Tout aussi insoutenables, les violences subies par des enfants LGBTI en milieu scolaire et dans leur famille. Certain‧es jeunes en meurent toujours aujourd’hui. Il est révoltant de constater les manquements des institutions sur la formation des personnels enseignants à l’accueil de personnes en mal-être ou en questionnement ainsi que sur les questions de genre, d’orientation sexuelle et autour des discriminations qui y sont liées. Les associations qui interviennent en ce sens ne doivent pas être seules à agir, des moyens humains et financiers sont indispensables.

 

Dans ce contexte, SOS homophobie et ses bénévoles restent mobilisé‧es, à la hauteur de leurs moyens, pour poursuivre leurs interventions en milieu scolaire et accueillir la parole des victimes avec différents canaux d’écoute. Parmi eux, l’interface d’aide en ligne, lancée en 2021, a été accessible pour la première fois durant l’année entière, 24 heures sur 24, sept jours sur sept, permettant aux victimes ou aux personnes en questionnement d'accéder à des informations claires sur leur situation.

 

Les manifestations de violences ayant lieu à l’école et en famille se reproduisent également dans la sphère professionnelle.

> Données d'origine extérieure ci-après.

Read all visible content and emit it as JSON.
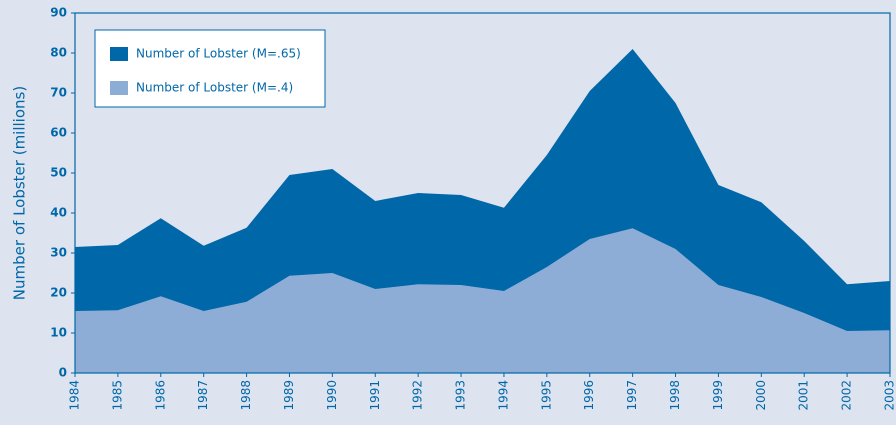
{
  "chart_data": {
    "type": "area",
    "y_label": "Number of Lobster (millions)",
    "x": [
      1984,
      1985,
      1986,
      1987,
      1988,
      1989,
      1990,
      1991,
      1992,
      1993,
      1994,
      1995,
      1996,
      1997,
      1998,
      1999,
      2000,
      2001,
      2002,
      2003
    ],
    "series": [
      {
        "name": "Number of Lobster (M=.65)",
        "color": "#0067a8",
        "values": [
          31.5,
          32,
          38.7,
          31.8,
          36.3,
          49.5,
          51,
          43,
          45,
          44.5,
          41.3,
          54.5,
          70.5,
          81,
          67.5,
          47,
          42.7,
          33,
          22.2,
          23
        ]
      },
      {
        "name": "Number of Lobster (M=.4)",
        "color": "#8eadd6",
        "values": [
          15.5,
          15.7,
          19.2,
          15.5,
          17.8,
          24.3,
          25,
          21,
          22.2,
          22,
          20.5,
          26.5,
          33.5,
          36.2,
          31,
          22,
          19,
          15,
          10.5,
          10.7
        ]
      }
    ],
    "xlim": [
      1984,
      2003
    ],
    "xticks": [
      1984,
      1985,
      1986,
      1987,
      1988,
      1989,
      1990,
      1991,
      1992,
      1993,
      1994,
      1995,
      1996,
      1997,
      1998,
      1999,
      2000,
      2001,
      2002,
      2003
    ],
    "ylim": [
      0,
      90
    ],
    "yticks": [
      0,
      10,
      20,
      30,
      40,
      50,
      60,
      70,
      80,
      90
    ],
    "grid": false,
    "legend": "top-left"
  }
}
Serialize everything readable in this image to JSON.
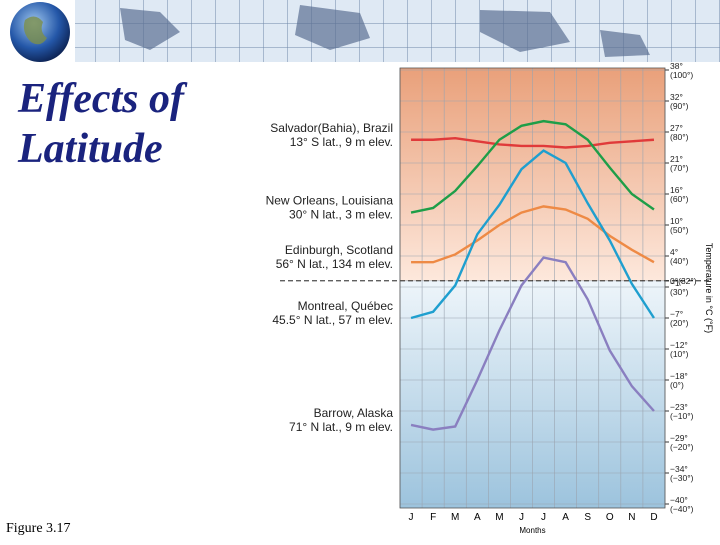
{
  "slide": {
    "title_lines": [
      "Effects of",
      "Latitude"
    ],
    "caption": "Figure 3.17"
  },
  "chart_data": {
    "type": "line",
    "x_label": "Months",
    "y_label": "Temperature in °C (°F)",
    "categories": [
      "J",
      "F",
      "M",
      "A",
      "M",
      "J",
      "J",
      "A",
      "S",
      "O",
      "N",
      "D"
    ],
    "series": [
      {
        "name": "Salvador(Bahia), Brazil",
        "subtitle": "13° S lat., 9 m elev.",
        "color": "#e03a3a",
        "values": [
          77.5,
          77.5,
          78,
          77,
          76,
          75.5,
          75.5,
          75,
          75.5,
          76.5,
          77,
          77.5
        ]
      },
      {
        "name": "New Orleans, Louisiana",
        "subtitle": "30° N lat., 3 m elev.",
        "color": "#1e9e48",
        "values": [
          54,
          55.5,
          61,
          69,
          77.5,
          82,
          83.5,
          82.5,
          77.5,
          68.5,
          60,
          55
        ]
      },
      {
        "name": "Edinburgh, Scotland",
        "subtitle": "56° N lat., 134 m elev.",
        "color": "#ee8a45",
        "values": [
          38,
          38,
          40.5,
          45,
          50,
          54,
          56,
          55,
          52,
          46.5,
          42,
          38
        ]
      },
      {
        "name": "Montreal, Québec",
        "subtitle": "45.5° N lat., 57 m elev.",
        "color": "#1f9fcf",
        "values": [
          20,
          22,
          30.5,
          47,
          56.5,
          68,
          74,
          70,
          57,
          45,
          31,
          20
        ]
      },
      {
        "name": "Barrow, Alaska",
        "subtitle": "71° N lat., 9 m elev.",
        "color": "#8a7fc0",
        "values": [
          -14.5,
          -16,
          -15,
          0,
          16,
          30.5,
          39.5,
          38,
          26,
          9.5,
          -2,
          -10
        ]
      }
    ],
    "ylim": [
      -40,
      100
    ],
    "yticks": [
      {
        "value": 100,
        "label": "38° (100°)"
      },
      {
        "value": 90,
        "label": "32° (90°)"
      },
      {
        "value": 80,
        "label": "27° (80°)"
      },
      {
        "value": 70,
        "label": "21° (70°)"
      },
      {
        "value": 60,
        "label": "16° (60°)"
      },
      {
        "value": 50,
        "label": "10° (50°)"
      },
      {
        "value": 40,
        "label": "4° (40°)"
      },
      {
        "value": 32,
        "label": "0°(32°)"
      },
      {
        "value": 30,
        "label": "−1° (30°)"
      },
      {
        "value": 20,
        "label": "−7° (20°)"
      },
      {
        "value": 10,
        "label": "−12° (10°)"
      },
      {
        "value": 0,
        "label": "−18° (0°)"
      },
      {
        "value": -10,
        "label": "−23° (−10°)"
      },
      {
        "value": -20,
        "label": "−29° (−20°)"
      },
      {
        "value": -30,
        "label": "−34° (−30°)"
      },
      {
        "value": -40,
        "label": "−40° (−40°)"
      }
    ],
    "freezing": 32,
    "grid": true
  }
}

C’est ainsi que SOS homophobie s’est investie encore davantage dans la sensibilisation des organisations en 2022 en lançant sa formation en ligne « Reconnaître les LGBTIphobies au travail et agir » afin de permettre aux entreprises, institutions et autres organismes professionnels de sensibiliser leurs équipes à grande échelle.

 

SOS homophobie restera engagée dans ses actions de prévention des LGBTIphobies, engagée auprès des institutions pour construire une société inclusive, et dévouée à la défense des victimes et de leurs droits.